Because Zero Trust assumes that a breach could happen in any environment. The cryptographic attributes in code signing allow runtime environments to perform authenticity. Also, trusted execution and automated policy decisions rely entirely on the signature validation. This signature serves as a decision point and also provides proof of identity and integrity for trusted execution.

Where Code Signing Enforces Zero Trust in Modern Environments

CI/CD and DevSecOps Pipelines

Code signing can be directly integrated into the CI/CD pipeline during the build and release stages. Zero Trust can also be implemented at the same speed as writing code, building, and deployment. As the code moves through the pipeline, it is ensured that artifacts like executables, packages, or container images are validated.

During the build phase, tools compile code into artifacts. Then, the signing key stored in a secure vault is used to sign the artifact using tools like cosign. In the development to staging or staging to production, the pipeline will verify the signatures. If an artifact lacks a valid signature, then the pipeline will stop.

Endpoint and Server Execution

Operating systems enforce code signing using built-in trust policies. It inspects code signing before execution, aligning with Zero Trust by default. These trust policies query the code signing certificate and validate it to grant execution or to block it.

Unsigned or modified code will be rejected automatically. In Windows, software without a valid signature is flagged as ‘Unknown Publisher,’ and execution may be blocked or warned depending on policy. After signing, tampering invalidates the cryptographic hash, and it fails instantly. macOS enforces code signing and notarization policies to prevent execution of untrusted or tampered software.

Containerized and Cloud-Native Workloads

The rise of containers and Kubernetes has made verification happen inside the container. Container images pulled from public repos may contain malware and crypto miners, which brings a significant risk. Zero Trust here relies on signed container images and manifests. By signing these artifacts, it is proven that the content has not been modified in the pipeline.

Zero Trust in Kubernetes involves using tools like admission controllers to verify signatures. Identity-based validation happens during the deployment to prove the image comes from a trusted source. If an attacker tries to launch a rogue container without a signature, the system rejects it. By signing container images, it is ensured that only verified images are deployed to a cluster.

Implementation Considerations for Zero Trust-Aligned Code Signing

Scattering private keys across the developer team makes it dreadful. A Zero Trust approach always mandates a centralized signing service. Signing systems should leverage the Hardware Security Modules (HSM) or a secure cloud vault. It is to protect the private keys of the code signing certificate from any compromise or exposure.

Automation is the only way to prevent human errors in the signing and verification. Also, there should be no manual bypass method allowing unsigned code to slip into production. Best practices say to follow strict access controls with least privilege, key rotation, and auditing. Verification should be persistent and not only at the firewall or in the endpoint.
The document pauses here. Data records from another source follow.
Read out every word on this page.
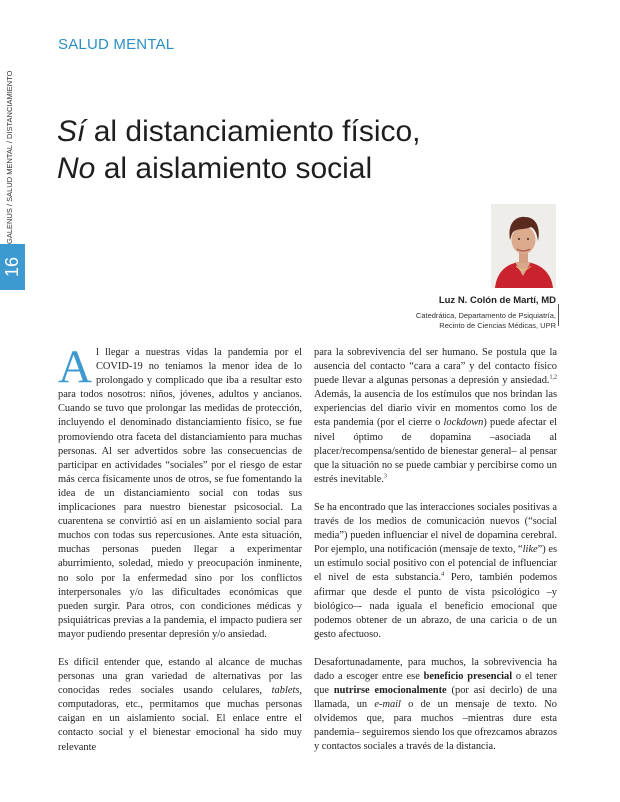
SALUD MENTAL
GALENUS / SALUD MENTAL / DISTANCIAMIENTO
16
Sí al distanciamiento físico,
No al aislamiento social
Luz N. Colón de Martí, MD
Catedrática, Departamento de Psiquiatría,
Recinto de Ciencias Médicas, UPR

Al llegar a nuestras vidas la pandemia por el COVID-19 no teníamos la menor idea de lo prolongado y complicado que iba a resultar esto para todos nosotros: niños, jóvenes, adultos y ancianos. Cuando se tuvo que prolongar las medidas de protección, incluyendo el denominado distanciamiento físico, se fue promoviendo otra faceta del distanciamiento para muchas personas. Al ser advertidos sobre las consecuencias de participar en actividades “sociales” por el riesgo de estar más cerca físicamente unos de otros, se fue fomentando la idea de un distanciamiento social con todas sus implicaciones para nuestro bienestar psicosocial. La cuarentena se convirtió así en un aislamiento social para muchos con todas sus repercusiones. Ante esta situación, muchas personas pueden llegar a experimentar aburrimiento, soledad, miedo y preocupación inminente, no solo por la enfermedad sino por los conflictos interpersonales y/o las dificultades económicas que pueden surgir. Para otros, con condiciones médicas y psiquiátricas previas a la pandemia, el impacto pudiera ser mayor pudiendo presentar depresión y/o ansiedad.

Es difícil entender que, estando al alcance de muchas personas una gran variedad de alternativas por las conocidas redes sociales usando celulares, tablets, computadoras, etc., permitamos que muchas personas caigan en un aislamiento social. El enlace entre el contacto social y el bienestar emocional ha sido muy relevante

para la sobrevivencia del ser humano. Se postula que la ausencia del contacto “cara a cara” y del contacto físico puede llevar a algunas personas a depresión y ansiedad.$^{1,2}$ Además, la ausencia de los estímulos que nos brindan las experiencias del diario vivir en momentos como los de esta pandemia (por el cierre o lockdown) puede afectar el nivel óptimo de dopamina –asociada al placer/recompensa/sentido de bienestar general– al pensar que la situación no se puede cambiar y percibirse como un estrés inevitable.$^3$

Se ha encontrado que las interacciones sociales positivas a través de los medios de comunicación nuevos (“social media”) pueden influenciar el nivel de dopamina cerebral. Por ejemplo, una notificación (mensaje de texto, “like”) es un estímulo social positivo con el potencial de influenciar el nivel de esta substancia.$^4$ Pero, también podemos afirmar que desde el punto de vista psicológico –y biológico–- nada iguala el beneficio emocional que podemos obtener de un abrazo, de una caricia o de un gesto afectuoso.

Desafortunadamente, para muchos, la sobrevivencia ha dado a escoger entre ese beneficio presencial o el tener que nutrirse emocionalmente (por así decirlo) de una llamada, un e-mail o de un mensaje de texto. No olvidemos que, para muchos –mientras dure esta pandemia– seguiremos siendo los que ofrezcamos abrazos y contactos sociales a través de la distancia.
Uniform verification is needed across every environment. Starting from the local developer machines to cloud clusters, CI/CD, and remote endpoints. When the entire ecosystem uses the same rules for validating signatures, it mandates the Zero Trust model seamlessly.

Conclusion

Zero Trust architecture fundamentally requires the identity and integrity to be continuously verified. Code signing enforces this principle across the full lifecycle of the software. From CI/CD pipelines, the artifacts are signed and gated. And in OS, the endpoint policies block unsigned code running inside. Also, in cloud native environments, the signed images are enforced through admission controllers.

From a simple script to a complex containerized application is authenticated and unaltered. Validated code is no longer an optional choice but a baseline requirement for a resilient Zero Trust strategy.